Boosting Salient Object Detection with Knowledge Distillated from Large Foundation Models
This work addresses the annotation bottleneck for researchers and practitioners in computer vision, offering a more efficient and scalable solution for Salient Object Detection, though it appears incremental as it builds on existing foundation models and dataset expansion.
The paper tackles the time-consuming manual annotation in Salient Object Detection by developing a low-cost, high-precision method using large foundation models to generate pseudo-labels, and introduces a new dataset BDS-TR and an edge decoder, achieving significant outperformance over state-of-the-art approaches on five benchmark datasets.
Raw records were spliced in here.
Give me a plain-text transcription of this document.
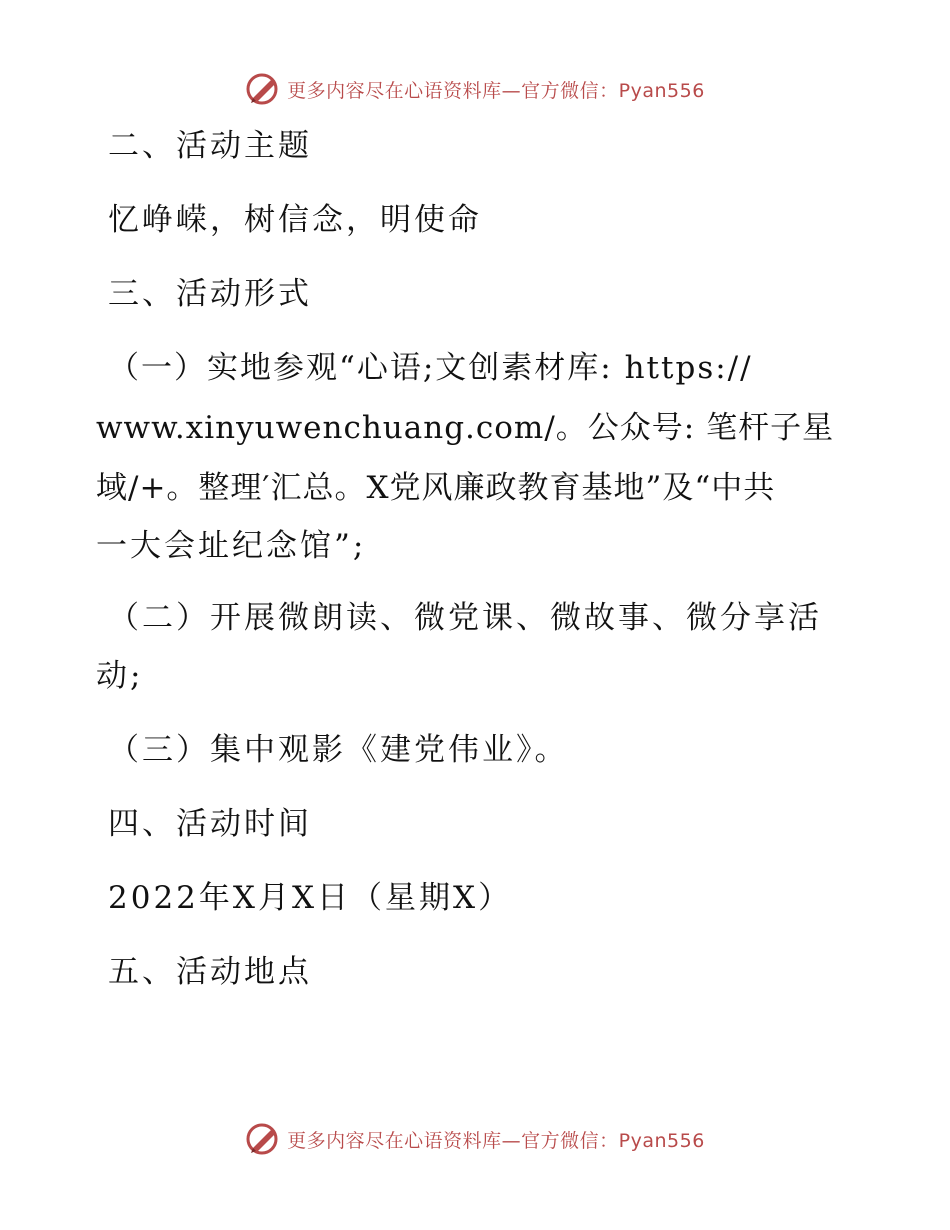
更多内容尽在心语资料库—官方微信：Pyan556
二、活动主题
忆峥嵘，树信念，明使命
三、活动形式
（一）实地参观“心语;文创素材库: https://
www.xinyuwenchuang.com/。公众号: 笔杆子星
域/+。整理′汇总。X党风廉政教育基地”及“中共
一大会址纪念馆”;
（二）开展微朗读、微党课、微故事、微分享活
动;
（三）集中观影《建党伟业》。
四、活动时间
2022年X月X日（星期X）
五、活动地点
更多内容尽在心语资料库—官方微信：Pyan556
Salient Object Detection (SOD) aims to identify and segment prominent regions within a scene. Traditional models rely on manually annotated pseudo labels with precise pixel-level accuracy, which is time-consuming. We developed a low-cost, high-precision annotation method by leveraging large foundation models to address the challenges. Specifically, we use a weakly supervised approach to guide large models in generating pseudo-labels through textual prompts. Since large models do not effectively focus on the salient regions of images, we manually annotate a subset of text to fine-tune the model. Based on this approach, which enables precise and rapid generation of pseudo-labels, we introduce a new dataset, BDS-TR. Compared to the previous DUTS-TR dataset, BDS-TR is more prominent in scale and encompasses a wider variety of categories and scenes. This expansion will enhance our model's applicability across a broader range of scenarios and provide a more comprehensive foundational dataset for future SOD research. Additionally, we present an edge decoder based on dynamic upsampling, which focuses on object edges while gradually recovering image feature resolution. Comprehensive experiments on five benchmark datasets demonstrate that our method significantly outperforms state-of-the-art approaches and also surpasses several existing fully-supervised SOD methods. The code and results will be made available.